A Taste of Flava|End of Week Reflection

A Taste of FlavaSaturday Reflection

Yesterday felt like one of those days that quietly tells you life is shifting.

The drive into work started with snow falling across the city. Seattle was wrapped in that quiet kind of morning where the streets look softer and everything moves a little slower. I drove in watching the flakes land on the road, thinking about the day ahead and how different things have felt lately.

When I got to work, I saw all the work grandkids — the younger staff moving through the clinic with their energy and their laughter. They always make me smile. There’s something about watching the next generation learning their way through life and work that reminds me how long I’ve been walking my own path.

Buying Starbucks for my work grandkids was my way of saying, “I see you.” In my spirit, it felt like a quiet handoff. Not a final goodbye, because I may still go in from time to time, but it was my way of saying the clinics are yours now. You will figure it out, and our supervisor will too. Grandma doesn’t have to stand in the middle of it anymore.

My appointment with the doctor ended up being more meaningful than I expected. Sometimes conversations like that bring clarity. It gave me the moment I needed to say something out loud that had been quietly forming in my mind.

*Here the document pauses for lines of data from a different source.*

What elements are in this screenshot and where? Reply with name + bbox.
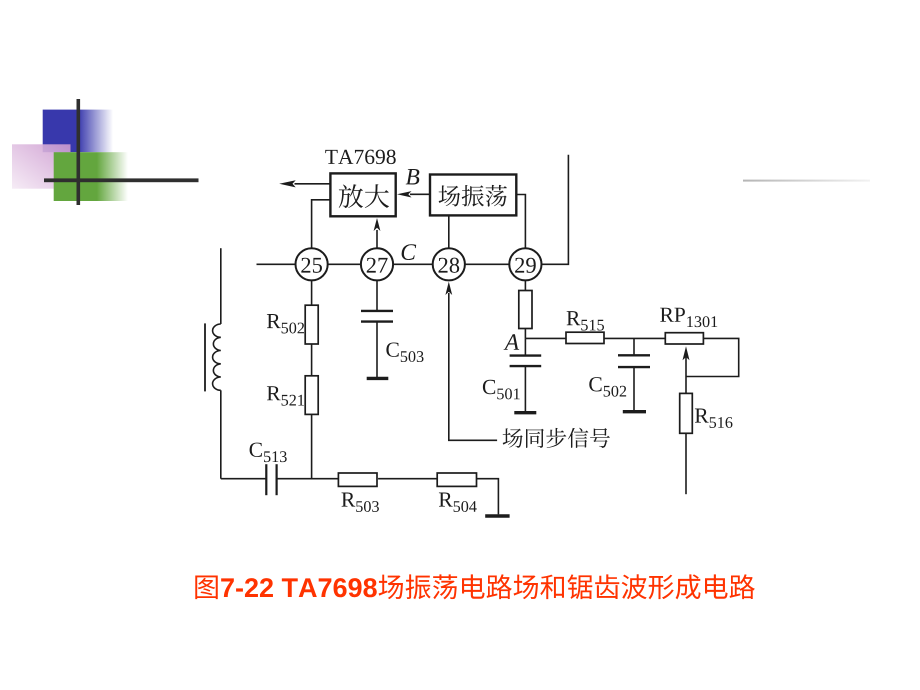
wire pin25 to R502 bbox=[311, 280, 313, 305]
logo purple square bbox=[12, 144, 71, 188]
IC pin 28 bbox=[433, 248, 465, 280]
wire sync-signal line bbox=[449, 293, 497, 440]
wire bus left end bbox=[257, 263, 296, 265]
IC pin 27 bbox=[361, 248, 393, 280]
label TA7698 bbox=[325, 150, 395, 165]
arrow sync into pin28 bbox=[445, 282, 452, 295]
IC pin 29 bbox=[509, 248, 541, 280]
resistor below pin29 bbox=[519, 291, 532, 329]
decor gray line right bbox=[743, 180, 870, 182]
resistor R503 bbox=[338, 473, 379, 512]
inductor coil bbox=[213, 324, 221, 390]
capacitor C501 bbox=[483, 356, 541, 400]
wire C501 to ground bbox=[524, 366, 526, 411]
wire bottom bus to C513 bbox=[221, 478, 266, 480]
wire amp-box left to pin25 bbox=[312, 200, 331, 248]
wire RP1301 right loop bbox=[686, 338, 739, 376]
wire bus 27-28 bbox=[393, 263, 433, 265]
arrow RP wiper bbox=[683, 346, 690, 360]
IC pin 25 bbox=[296, 248, 328, 280]
capacitor C513 bbox=[250, 443, 287, 496]
ground C502 bbox=[623, 410, 646, 413]
wire RP wiper to R516 bbox=[685, 357, 687, 393]
wire osc-box bottom to pin28 bbox=[448, 215, 450, 248]
wire node A to C501 bbox=[524, 338, 526, 354]
node C label bbox=[402, 244, 417, 260]
logo vertical line bbox=[77, 99, 81, 205]
wire node A to R515 bbox=[525, 337, 566, 339]
resistor R521 bbox=[267, 376, 318, 415]
logo green square bbox=[54, 152, 128, 201]
resistor R516 bbox=[680, 393, 733, 433]
resistor R515 bbox=[566, 311, 604, 343]
resistor R504 bbox=[437, 473, 476, 512]
wire C502 top bbox=[633, 338, 635, 354]
wire pin29 to resistor bbox=[524, 280, 526, 290]
wire pin29 to right riser bbox=[542, 155, 569, 264]
wire below R516 bbox=[685, 433, 687, 494]
arrow B into amp bbox=[397, 191, 430, 197]
wire C503 to ground bbox=[376, 322, 378, 378]
wire C513 to R503 bbox=[277, 478, 339, 480]
ground C503 bbox=[367, 377, 389, 380]
logo blue square bbox=[43, 110, 113, 153]
wire coil top bbox=[220, 248, 222, 324]
capacitor C503 bbox=[361, 311, 424, 362]
arrow pin27 into amp bbox=[374, 218, 381, 248]
wire pin27 to C503 bbox=[376, 280, 378, 311]
wire R515 to RP1301 bbox=[604, 337, 665, 339]
wire bus 28-29 bbox=[465, 263, 509, 265]
inductor core line bbox=[204, 323, 206, 391]
wire R503 to R504 bbox=[378, 478, 437, 480]
caption 图7-22 TA7698场振荡电路场和锯齿波形成电路 bbox=[195, 574, 755, 599]
node B label bbox=[406, 169, 420, 184]
capacitor C502 bbox=[589, 355, 650, 396]
ground R504 bbox=[485, 514, 509, 517]
arrow output left bbox=[279, 180, 330, 187]
wire C502 to ground bbox=[633, 367, 635, 410]
resistor R502 bbox=[267, 305, 318, 344]
label sync signal 场同步信号 bbox=[503, 428, 610, 448]
wire R502 to R521 bbox=[311, 344, 313, 376]
block U1 amplifier 放大 bbox=[330, 173, 395, 216]
wire R521 to bottom bus bbox=[311, 414, 313, 478]
block U2 field oscillator 场振荡 bbox=[430, 175, 516, 216]
wire resistor to node A bbox=[524, 329, 526, 339]
wire R504 to ground bbox=[477, 479, 499, 515]
wire coil bottom to bus bbox=[220, 390, 222, 478]
node A label bbox=[504, 334, 520, 350]
ground C501 bbox=[514, 411, 536, 414]
logo horizontal line bbox=[44, 178, 199, 182]
wire bus 25-27 bbox=[328, 263, 361, 265]
potentiometer RP1301 bbox=[660, 308, 717, 344]
wire osc-box right to pin29 bbox=[516, 195, 525, 249]
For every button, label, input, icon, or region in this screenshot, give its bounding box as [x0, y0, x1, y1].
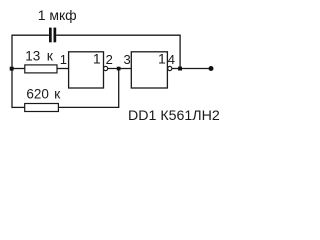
wire 13k left lead: [12, 68, 25, 70]
resistor R1 13 к: [25, 47, 57, 73]
wire bottom horizontal right of R2: [58, 106, 119, 108]
wire left rail vertical: [11, 35, 13, 109]
svg-text:DD1 К561ЛН2: DD1 К561ЛН2: [128, 108, 220, 124]
resistor R2 620 к: [25, 86, 61, 112]
svg-text:2: 2: [106, 52, 113, 67]
wire top-left horizontal: [12, 34, 49, 36]
inverter bubble gate1: [104, 66, 108, 70]
svg-text:1: 1: [93, 51, 101, 67]
svg-text:к: к: [47, 47, 54, 63]
node C junction output feedback: [178, 67, 182, 71]
inverter U1b DD1.2: [131, 51, 167, 88]
wire gate1 output to gate2 input: [108, 68, 132, 70]
capacitor C1 1 мкф: [38, 7, 77, 43]
inverter bubble gate2: [168, 66, 172, 70]
wire node B vertical down: [118, 69, 120, 108]
svg-text:3: 3: [124, 52, 131, 67]
wire bottom-left horizontal to R2: [12, 106, 25, 108]
wire gate2 output to terminal: [172, 68, 210, 70]
svg-text:13: 13: [25, 48, 40, 63]
svg-text:4: 4: [168, 52, 175, 67]
node B junction between gates: [117, 67, 121, 71]
wire 13k right lead: [57, 68, 69, 70]
wire top-right horizontal: [56, 34, 181, 36]
terminal output dot: [209, 66, 214, 71]
svg-text:620: 620: [26, 87, 49, 102]
svg-text:1: 1: [158, 51, 166, 67]
svg-text:к: к: [54, 86, 61, 102]
svg-text:1 мкф: 1 мкф: [38, 7, 77, 23]
node A junction on left rail: [10, 67, 14, 71]
svg-text:1: 1: [60, 52, 67, 67]
inverter U1a DD1.1: [69, 51, 104, 88]
wire feedback vertical: [179, 35, 181, 68]
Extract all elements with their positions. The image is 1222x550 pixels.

I asked to work from home.

The response from my doctor and from my supervisor was supportive in a way that meant more than they probably realized. After everything my body has been through, after all the years I’ve shown up in person for patients, coworkers, and the clinic itself, hearing support for this change felt like permission to move into a different season.

Removing myself from being a daily physical presence in the clinic feels… freeing.

Not because I don’t care.
But because I finally understand that caring for others also means caring for myself.

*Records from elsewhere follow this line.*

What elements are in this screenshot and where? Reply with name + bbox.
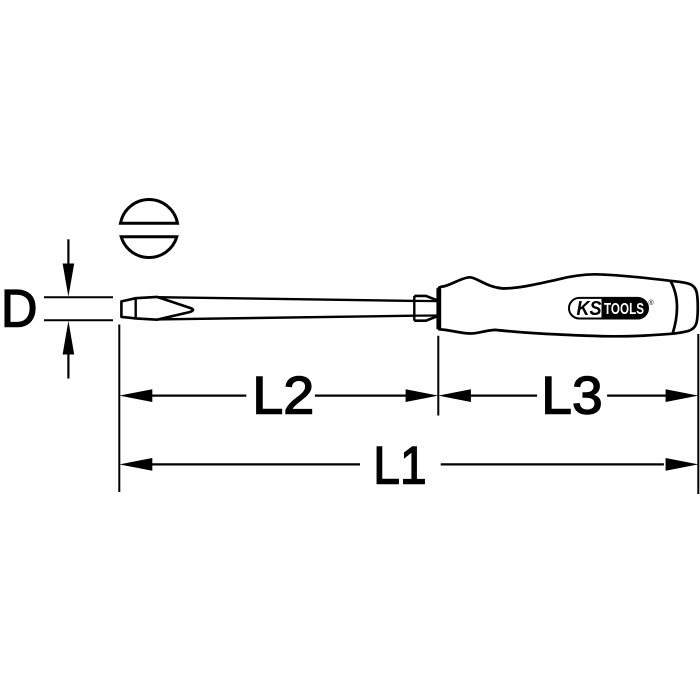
extension line middle (handle start) (437, 336, 439, 416)
L3 right arrowhead (666, 389, 699, 402)
L1 left arrowhead (119, 458, 152, 471)
L2 right arrowhead (406, 389, 439, 402)
extension line right (handle end) (697, 334, 699, 494)
hex bolster front vertical (413, 296, 415, 321)
handle body outline (439, 274, 698, 336)
L2 dimension line right segment (315, 395, 406, 397)
L1 dimension line right segment (441, 463, 664, 465)
L3 dimension line right segment (607, 395, 666, 397)
shaft top line (157, 297, 414, 301)
hex bolster outline (414, 296, 438, 321)
KS TOOLS logo black section (602, 298, 649, 319)
D arrow lower line (67, 354, 69, 379)
D arrowhead up (63, 321, 75, 355)
D arrow upper line (67, 239, 69, 264)
screw head end view: top arc with chord (121, 200, 178, 224)
KS TOOLS logo pill outline (569, 298, 648, 319)
svg-text:KS: KS (577, 298, 603, 320)
L1 dimension line left segment (152, 463, 360, 465)
svg-text:TOOLS: TOOLS (604, 301, 644, 318)
handle end cap separator arc (670, 281, 677, 334)
L2 left arrowhead (119, 389, 152, 402)
blade (flat tip) outline (121, 297, 193, 320)
L2 dimension line left segment (152, 395, 246, 397)
svg-text:L1: L1 (373, 436, 426, 495)
L3 dimension line left segment (471, 395, 537, 397)
L3 left arrowhead (438, 389, 471, 402)
handle front face thick edge (436, 288, 441, 329)
svg-text:D: D (1, 280, 37, 339)
D extension line top (44, 296, 113, 298)
screw head end view: bottom arc with chord (slot) (121, 237, 177, 258)
hex bolster facet lines (414, 301, 438, 316)
blade divider line (134, 298, 136, 318)
L1 right arrowhead (666, 458, 699, 471)
extension line left (blade tip) (118, 325, 120, 493)
D extension line bottom (44, 319, 113, 321)
svg-text:L2: L2 (252, 367, 314, 426)
svg-text:L3: L3 (541, 367, 602, 426)
svg-text:®: ® (649, 299, 655, 307)
D arrowhead down (63, 264, 75, 297)
shaft bottom line (157, 316, 414, 320)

The snow never really stopped in the city while I was there. It fell steadily all day. But the drive home felt even heavier, the flakes bigger and thicker, covering everything as evening settled in.

By the time I got home, my body knew it had done enough. I rested downstairs for a while, letting the quiet of the house settle around me. When it was time to go upstairs, I’ll be honest — those stairs were hard last night. Every step reminded me that healing is still happening.

This morning I woke up slowly. The house was cold. My body felt tired and achy. I slept later than usual, and when I finally opened my eyes, I could feel the exhaustion sitting in both my muscles and my mind.

But underneath all of that… there is peace.

Because even with the tiredness, I know something important:

I’m okay.

And more than that, I’m stepping into a new chapter of my life — one where I can still serve, still show up, still do meaningful work… just in a way that honors my body and the life I’m living today.

Sometimes change doesn’t arrive loudly.

Sometimes it falls quietly like snow, covering the ground overnight until you wake up and realize the landscape has changed.

Today feels a little like that.

And I’m ready to see where this new path leads.